Find the average value of the function on the interval $\left\lbrack0,1\right\rbrack$ .
$G\left(x\right)=\frac{2}{x^2+1}$

$\frac{\pi}{4}$

$\pi$

$\frac{\pi}{2}$

$0$

Verified step by step guidance

Step 1: Recall the formula for the average value of a function on an interval [a, b]. It is given by: $ \text{Average Value} = \frac{1}{b-a} \int_{a}^{b} G(x) \, dx $. Here, the interval is [0, 1] and the function is $ G(x) = \frac{2}{x^2 + 1} $.

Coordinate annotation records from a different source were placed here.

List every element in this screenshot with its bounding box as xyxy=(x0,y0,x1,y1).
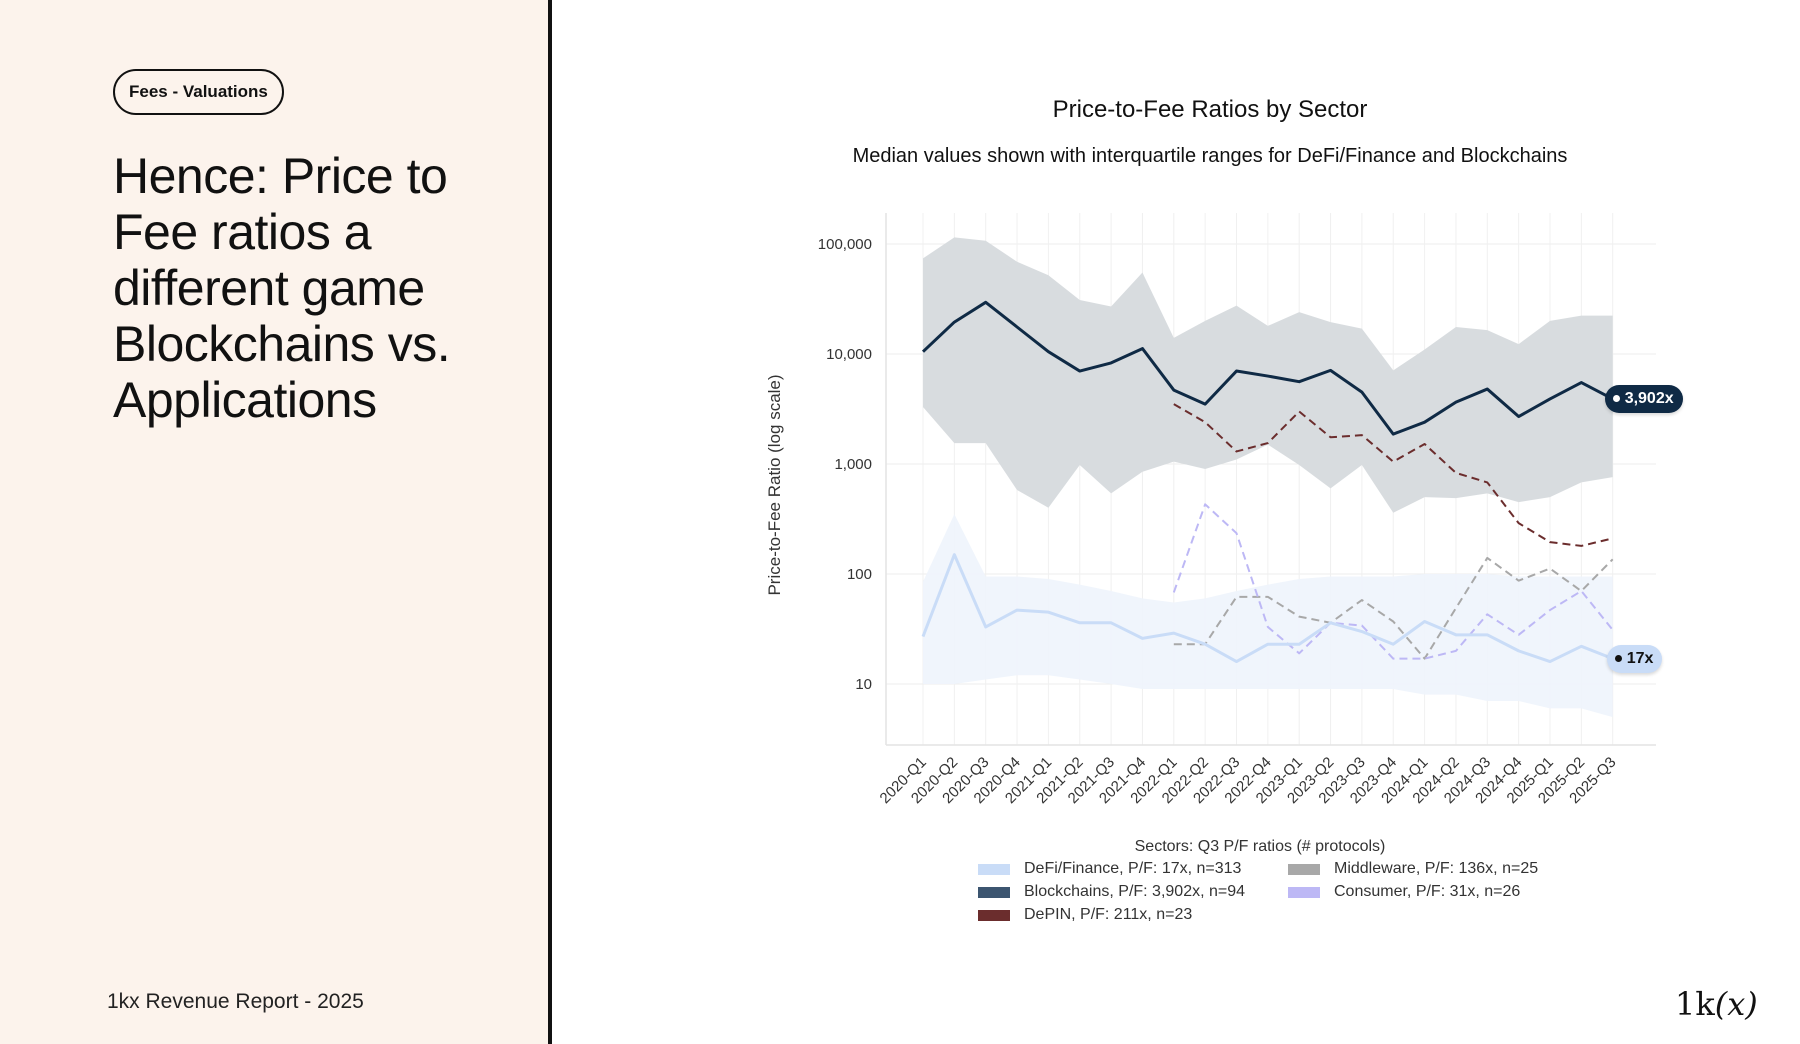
legend-item-blockchains: Blockchains, P/F: 3,902x, n=94 xyxy=(978,883,1245,901)
depin-line xyxy=(1173,403,1613,547)
left-panel: Fees - Valuations Hence: Price to Fee ra… xyxy=(0,0,548,1044)
y-tick-label: 100,000 xyxy=(818,236,872,253)
legend-item-defi: DeFi/Finance, P/F: 17x, n=313 xyxy=(978,860,1241,878)
label-dot xyxy=(1612,395,1620,403)
chart-title: Price-to-Fee Ratios by Sector xyxy=(1052,96,1368,123)
legend-swatch-blockchains xyxy=(978,886,1010,898)
defi-end-label: 17x xyxy=(1606,644,1663,673)
y-tick-label: 10,000 xyxy=(826,346,872,363)
legend-item-middleware: Middleware, P/F: 136x, n=25 xyxy=(1288,860,1538,878)
report-footer: 1kx Revenue Report - 2025 xyxy=(107,990,364,1013)
blockchains-end-value: 3,902x xyxy=(1624,389,1674,407)
chart-subtitle: Median values shown with interquartile r… xyxy=(852,145,1568,167)
blockchains-line xyxy=(921,300,1614,436)
middleware-line xyxy=(1173,556,1614,660)
brand-logo: 1k(x) xyxy=(1675,985,1758,1023)
legend-label: DeFi/Finance, P/F: 17x, n=313 xyxy=(1024,860,1242,877)
label-dot xyxy=(1614,655,1622,663)
legend-item-consumer: Consumer, P/F: 31x, n=26 xyxy=(1288,883,1520,901)
legend-swatch-depin xyxy=(978,909,1010,921)
legend-swatch-defi xyxy=(978,863,1010,875)
legend-title: Sectors: Q3 P/F ratios (# protocols) xyxy=(1134,838,1386,855)
section-tag: Fees - Valuations xyxy=(113,69,284,115)
y-tick-label: 1,000 xyxy=(834,456,872,473)
blockchains-end-label: 3,902x xyxy=(1604,384,1683,413)
logo-text: 1k xyxy=(1675,985,1715,1023)
legend-swatch-middleware xyxy=(1288,863,1320,875)
defi-iqr-band xyxy=(923,514,1613,718)
legend-label: DePIN, P/F: 211x, n=23 xyxy=(1024,906,1193,923)
y-tick-label: 100 xyxy=(847,566,872,583)
legend-label: Consumer, P/F: 31x, n=26 xyxy=(1334,883,1521,900)
defi-line xyxy=(921,553,1614,664)
y-tick-label: 10 xyxy=(855,676,872,693)
legend-item-depin: DePIN, P/F: 211x, n=23 xyxy=(978,906,1192,924)
slide-headline: Hence: Price to Fee ratios a different g… xyxy=(113,148,451,428)
panel-divider xyxy=(548,0,552,1044)
consumer-line xyxy=(1172,503,1614,660)
legend-label: Blockchains, P/F: 3,902x, n=94 xyxy=(1024,883,1246,900)
legend-swatch-consumer xyxy=(1288,886,1320,898)
defi-end-value: 17x xyxy=(1626,649,1654,667)
logo-x: (x) xyxy=(1714,985,1758,1023)
legend-label: Middleware, P/F: 136x, n=25 xyxy=(1334,860,1539,877)
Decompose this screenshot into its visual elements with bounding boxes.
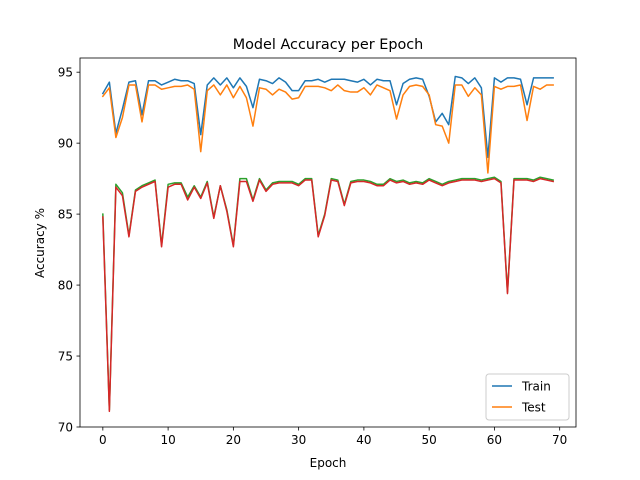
x-tick-label: 70	[552, 433, 567, 447]
legend: Train Test	[485, 373, 570, 421]
y-tick-label: 80	[58, 278, 73, 292]
x-tick-label: 20	[226, 433, 241, 447]
axes-frame	[79, 57, 577, 428]
x-tick-label: 0	[99, 433, 107, 447]
chart-title: Model Accuracy per Epoch	[233, 37, 424, 53]
y-tick-label: 90	[58, 136, 73, 150]
legend-label-train: Train	[521, 379, 551, 393]
series-line-test	[101, 84, 554, 174]
x-axis-label: Epoch	[310, 456, 347, 470]
y-axis-label: Accuracy %	[33, 208, 47, 278]
legend-label-test: Test	[521, 400, 546, 414]
y-tick-label: 85	[58, 207, 73, 221]
x-tick-label: 40	[356, 433, 371, 447]
x-tick-label: 10	[160, 433, 175, 447]
x-tick-label: 60	[487, 433, 502, 447]
plot-area: 0 10 20 30 40 50 60 70 70 75 80 85 90 95	[58, 57, 577, 447]
y-tick-label: 75	[58, 349, 73, 363]
x-tick-label: 30	[291, 433, 306, 447]
y-tick-label: 95	[58, 65, 73, 79]
series-line-unlabeled-3	[102, 177, 555, 413]
series-line-train	[101, 75, 554, 159]
x-tick-label: 50	[422, 433, 437, 447]
y-tick-label: 70	[58, 420, 73, 434]
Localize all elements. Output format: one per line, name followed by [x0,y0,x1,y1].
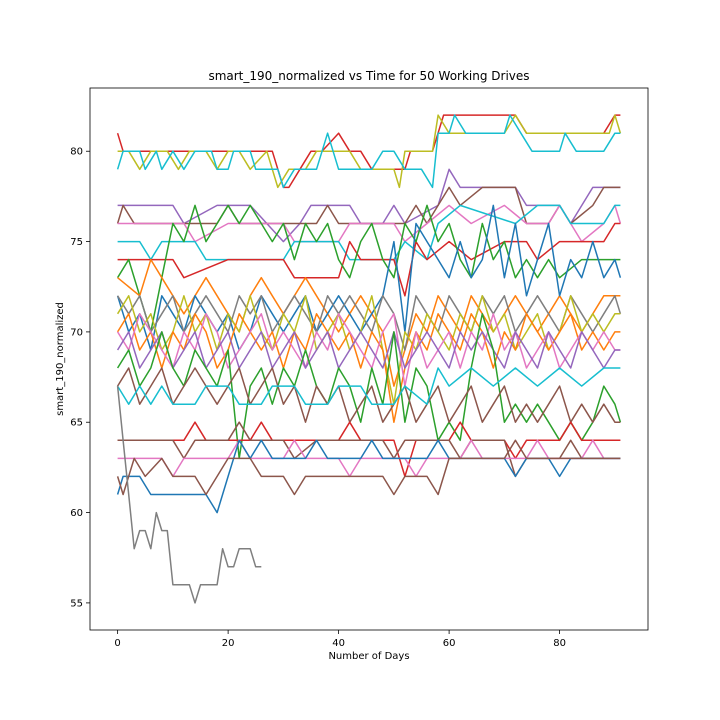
plot-frame [89,87,649,631]
y-tick-label: 75 [70,237,83,248]
series-line-17 [116,313,622,460]
y-tick-label: 55 [70,598,83,609]
axes-group: 0 20 40 60 80 55 60 65 70 75 80 [70,87,649,649]
series-line-11 [116,204,622,351]
series-line-6 [117,204,622,243]
x-tick-label: 20 [222,638,235,649]
y-axis-label: smart_190_normalized [55,302,66,416]
series-line-3 [116,114,621,189]
y-tick-label: 70 [70,327,83,338]
series-line-19 [116,367,621,405]
x-tick-label: 40 [332,638,345,649]
y-tick-label: 60 [70,508,83,519]
x-tick-label: 0 [114,638,120,649]
chart-title: smart_190_normalized vs Time for 50 Work… [208,69,529,83]
series-line-16 [116,331,621,369]
series-line-25 [116,386,262,604]
series-line-23 [116,439,621,514]
y-tick-label: 65 [70,418,83,429]
x-axis-label: Number of Days [328,651,409,662]
series-line-8 [117,222,621,297]
x-tick-label: 80 [553,638,566,649]
series-line-24 [116,439,621,496]
series-line-9 [116,204,621,333]
series-line-13 [116,295,621,405]
series-group [116,114,622,604]
series-line-18 [116,367,621,423]
y-tick-label: 80 [70,147,83,158]
x-tick-label: 60 [443,638,456,649]
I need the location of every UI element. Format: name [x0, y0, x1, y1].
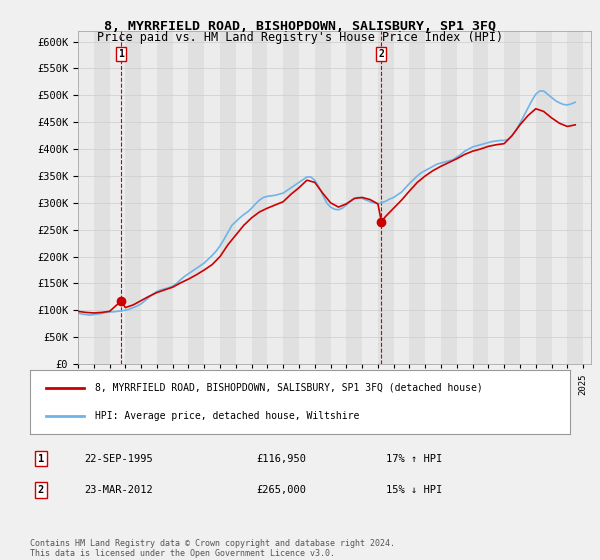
Bar: [173, 31, 188, 364]
Bar: [441, 31, 457, 364]
Text: HPI: Average price, detached house, Wiltshire: HPI: Average price, detached house, Wilt…: [95, 411, 359, 421]
Bar: [488, 31, 504, 364]
Bar: [520, 31, 536, 364]
Bar: [394, 31, 409, 364]
Bar: [536, 31, 551, 364]
Bar: [346, 31, 362, 364]
Text: 2: 2: [379, 49, 385, 59]
Bar: [157, 31, 173, 364]
Bar: [173, 31, 188, 364]
Bar: [409, 31, 425, 364]
Bar: [473, 31, 488, 364]
Bar: [457, 31, 473, 364]
Bar: [457, 31, 473, 364]
Bar: [220, 31, 236, 364]
Text: 2: 2: [38, 485, 44, 495]
Text: £265,000: £265,000: [257, 485, 307, 495]
Bar: [394, 31, 409, 364]
Bar: [141, 31, 157, 364]
Text: 17% ↑ HPI: 17% ↑ HPI: [386, 454, 443, 464]
Bar: [599, 31, 600, 364]
Bar: [583, 31, 599, 364]
Text: 8, MYRRFIELD ROAD, BISHOPDOWN, SALISBURY, SP1 3FQ (detached house): 8, MYRRFIELD ROAD, BISHOPDOWN, SALISBURY…: [95, 382, 482, 393]
Text: 1: 1: [38, 454, 44, 464]
Text: 1: 1: [118, 49, 124, 59]
Bar: [568, 31, 583, 364]
Bar: [94, 31, 110, 364]
Bar: [268, 31, 283, 364]
Bar: [204, 31, 220, 364]
Bar: [441, 31, 457, 364]
Bar: [299, 31, 315, 364]
Bar: [331, 31, 346, 364]
Bar: [583, 31, 599, 364]
Bar: [551, 31, 568, 364]
Bar: [568, 31, 583, 364]
Bar: [236, 31, 251, 364]
Bar: [425, 31, 441, 364]
Bar: [362, 31, 378, 364]
Text: Price paid vs. HM Land Registry's House Price Index (HPI): Price paid vs. HM Land Registry's House …: [97, 31, 503, 44]
Bar: [520, 31, 536, 364]
Text: 15% ↓ HPI: 15% ↓ HPI: [386, 485, 443, 495]
Bar: [331, 31, 346, 364]
Bar: [488, 31, 504, 364]
Bar: [473, 31, 488, 364]
Bar: [283, 31, 299, 364]
Bar: [94, 31, 110, 364]
Bar: [409, 31, 425, 364]
Bar: [362, 31, 378, 364]
Bar: [157, 31, 173, 364]
Bar: [78, 31, 94, 364]
Bar: [283, 31, 299, 364]
Bar: [125, 31, 141, 364]
Bar: [551, 31, 568, 364]
Bar: [125, 31, 141, 364]
Text: Contains HM Land Registry data © Crown copyright and database right 2024.
This d: Contains HM Land Registry data © Crown c…: [30, 539, 395, 558]
Text: £116,950: £116,950: [257, 454, 307, 464]
Bar: [599, 31, 600, 364]
Bar: [236, 31, 251, 364]
Bar: [315, 31, 331, 364]
Text: 23-MAR-2012: 23-MAR-2012: [84, 485, 153, 495]
Bar: [141, 31, 157, 364]
Bar: [78, 31, 94, 364]
Bar: [110, 31, 125, 364]
Bar: [251, 31, 268, 364]
Text: 22-SEP-1995: 22-SEP-1995: [84, 454, 153, 464]
Bar: [536, 31, 551, 364]
Bar: [315, 31, 331, 364]
Bar: [346, 31, 362, 364]
Bar: [188, 31, 204, 364]
Text: 8, MYRRFIELD ROAD, BISHOPDOWN, SALISBURY, SP1 3FQ: 8, MYRRFIELD ROAD, BISHOPDOWN, SALISBURY…: [104, 20, 496, 32]
Bar: [220, 31, 236, 364]
Bar: [251, 31, 268, 364]
Bar: [378, 31, 394, 364]
Bar: [268, 31, 283, 364]
Bar: [425, 31, 441, 364]
Bar: [378, 31, 394, 364]
Bar: [110, 31, 125, 364]
Bar: [188, 31, 204, 364]
Bar: [504, 31, 520, 364]
Bar: [204, 31, 220, 364]
Bar: [504, 31, 520, 364]
Bar: [299, 31, 315, 364]
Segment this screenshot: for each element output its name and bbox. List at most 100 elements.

Step 2: Set up the integral for the average value calculation. Substitute the interval [0, 1] and the function $ G(x) $ into the formula: $ \text{Average Value} = \frac{1}{1-0} \int_{0}^{1} \frac{2}{x^2 + 1} \, dx $. This simplifies to $ \text{Average Value} = \int_{0}^{1} \frac{2}{x^2 + 1} \, dx $.

Step 3: Recognize that the integral $ \int \frac{1}{x^2 + 1} \, dx $ is a standard integral that evaluates to $ \arctan(x) $. Therefore, $ \int \frac{2}{x^2 + 1} \, dx $ becomes $ 2 \arctan(x) $.

Step 4: Apply the Fundamental Theorem of Calculus to evaluate the definite integral. Substitute the limits of integration (0 and 1) into $ 2 \arctan(x) $: $ \int_{0}^{1} \frac{2}{x^2 + 1} \, dx = 2 \arctan(1) - 2 \arctan(0) $.

Step 5: Simplify the result using the known values of $ \arctan(1) $ and $ \arctan(0) $. Recall that $ \arctan(1) = \frac{\pi}{4} $ and $ \arctan(0) = 0 $. Substitute these values into the expression: $ 2 \arctan(1) - 2 \arctan(0) = 2 \cdot \frac{\pi}{4} - 2 \cdot 0 $. This simplifies further to $ \frac{\pi}{2} $.